October 1, 2009
James Joyce's grandson misses something crucial about estate management
by Dennis Johnson
A Stanford University scholar who wrote a biography on Lucia Joyce, the troubled daughter of James Joyce, has won a years-long battle against the Joyce estate, which had blocked her usage of certain reference material in the book, causing it to be withdrawn from publication. As a report at the Stanford News details, Carol Loeb Shloss had first won the right to republish her book Lucia Joyce: To Dance in the Wake with the expurgated material restored in a 2007 court decision, and now the Joyce estate has finally agreed to pay her litigation costs for that case to the tune of $240,000.
Shloss won her case thanks in part to the support of the Stanford Law School, which Shloss says first got behind her when faculty member (now Harvard professor) Lawrence Lessig heard about the Joyce estate’s forcing her to withdraw the book and said “That’s disgusting.”
As it turns out, the Joyce estate, led by Joyce’s grandson Stephen James Joyce, “had become notorious in scholarly circles for its conflicts with scholars, authors and Joyce enthusiasts,” with a “history of suits and threats of suit ….” In fact, says the Stanford News,
Stephen Joyce has stopped countless public readings of his grandfather’s works and discouraged a generation of research.

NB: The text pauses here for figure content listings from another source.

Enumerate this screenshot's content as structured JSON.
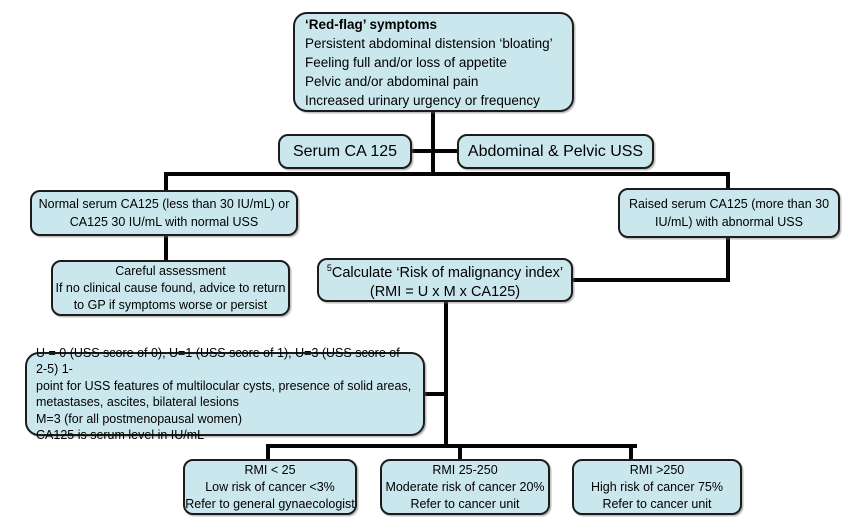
{
  "colors": {
    "background": "#ffffff",
    "box_fill": "#cbe7ee",
    "box_border": "#1c1c1c",
    "connector": "#050505",
    "text": "#000000"
  },
  "flowchart": {
    "red_flag": {
      "title": "‘Red-flag’ symptoms",
      "symptoms": [
        "Persistent abdominal distension ‘bloating’",
        "Feeling full and/or loss of appetite",
        "Pelvic and/or abdominal pain",
        "Increased urinary urgency or frequency"
      ]
    },
    "serum_ca125": {
      "label": "Serum CA 125"
    },
    "abdominal_uss": {
      "label": "Abdominal & Pelvic USS"
    },
    "normal_ca125": {
      "lines": [
        "Normal serum CA125 (less than 30 IU/mL) or",
        "CA125 30 IU/mL with normal USS"
      ]
    },
    "raised_ca125": {
      "lines": [
        "Raised serum CA125 (more than 30",
        "IU/mL) with abnormal USS"
      ]
    },
    "careful_assessment": {
      "lines": [
        "Careful assessment",
        "If no clinical cause found, advice to return",
        "to GP if symptoms worse or persist"
      ]
    },
    "rmi_calc": {
      "superscript": "5",
      "title": "Calculate ‘Risk of malignancy index’",
      "formula": "(RMI = U x M x CA125)"
    },
    "rmi_key": {
      "lines": [
        "U = 0 (USS score of 0), U=1 (USS score of 1), U=3 (USS score of 2-5) 1-",
        "point for USS features of multilocular cysts, presence of solid areas,",
        "metastases, ascites, bilateral lesions",
        "M=3 (for all postmenopausal women)",
        "CA125 is serum level in IU/mL"
      ]
    },
    "rmi_low": {
      "lines": [
        "RMI < 25",
        "Low risk of cancer <3%",
        "Refer to general gynaecologist"
      ]
    },
    "rmi_moderate": {
      "lines": [
        "RMI 25-250",
        "Moderate risk of cancer 20%",
        "Refer to cancer unit"
      ]
    },
    "rmi_high": {
      "lines": [
        "RMI >250",
        "High risk of cancer 75%",
        "Refer to cancer unit"
      ]
    }
  }
}
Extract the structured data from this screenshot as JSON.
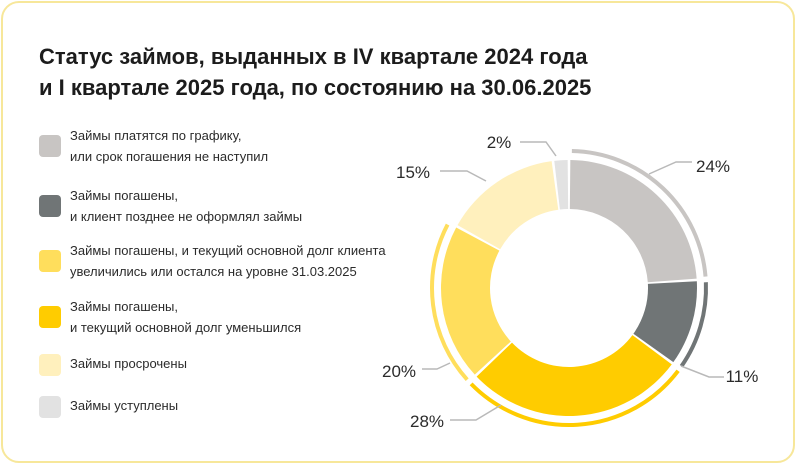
{
  "title": {
    "line1": "Статус займов, выданных в IV квартале 2024 года",
    "line2": "и I квартале 2025 года, по состоянию на 30.06.2025"
  },
  "legend": [
    {
      "line1": "Займы платятся по графику,",
      "line2": "или срок погашения не наступил",
      "color": "#c8c5c3"
    },
    {
      "line1": "Займы погашены,",
      "line2": "и клиент позднее не оформлял займы",
      "color": "#707576"
    },
    {
      "line1": "Займы погашены, и текущий основной долг клиента",
      "line2": "увеличились или остался на уровне 31.03.2025",
      "color": "#ffde5c"
    },
    {
      "line1": "Займы погашены,",
      "line2": "и текущий основной долг уменьшился",
      "color": "#ffcc00"
    },
    {
      "line1": "Займы просрочены",
      "line2": "",
      "color": "#fff0bd"
    },
    {
      "line1": "Займы уступлены",
      "line2": "",
      "color": "#e2e2e2"
    }
  ],
  "chart_data": {
    "type": "pie",
    "style": "donut",
    "title": "Статус займов, выданных в IV квартале 2024 года и I квартале 2025 года, по состоянию на 30.06.2025",
    "categories": [
      "Займы платятся по графику, или срок погашения не наступил",
      "Займы погашены, и клиент позднее не оформлял займы",
      "Займы погашены, и текущий основной долг уменьшился",
      "Займы погашены, и текущий основной долг клиента увеличились или остался на уровне 31.03.2025",
      "Займы просрочены",
      "Займы уступлены"
    ],
    "values": [
      24,
      11,
      28,
      20,
      15,
      2
    ],
    "labels": [
      "24%",
      "11%",
      "28%",
      "20%",
      "15%",
      "2%"
    ],
    "colors": [
      "#c8c5c3",
      "#707576",
      "#ffcc00",
      "#ffde5c",
      "#fff0bd",
      "#e2e2e2"
    ],
    "legend_position": "left"
  }
}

At one point, he told a prominent Joyce scholar that he was no longer giving permission to quote from any of Joyce’s work. He told one performer, who had simply memorized a portion of Finnegans Wake for an onstage presentation, that he had probably “already infringed” on the estate’s copyright, according to a 2006 New Yorker story. (The performer later discovered that Joyce did not have the right to block his performance.) Shloss herself recalls a conference where a scholar had Joyce’s words projected on a screen rather than risk pronouncing the words in a recorded session.
Which is why Shloss says her victory is “a breakthrough, not just for me but for everybody who has to deal with a literary estate. This has been going on for decades. Scholars are not wealthy people. We don’t have easy access to the legal system to determine and vindicate our rights if someone threatens us with a lawsuit. You just have to give in.” Now, she says, “estates know they can get hurt. They know that scholars have resources now. They just can’t be bullies.”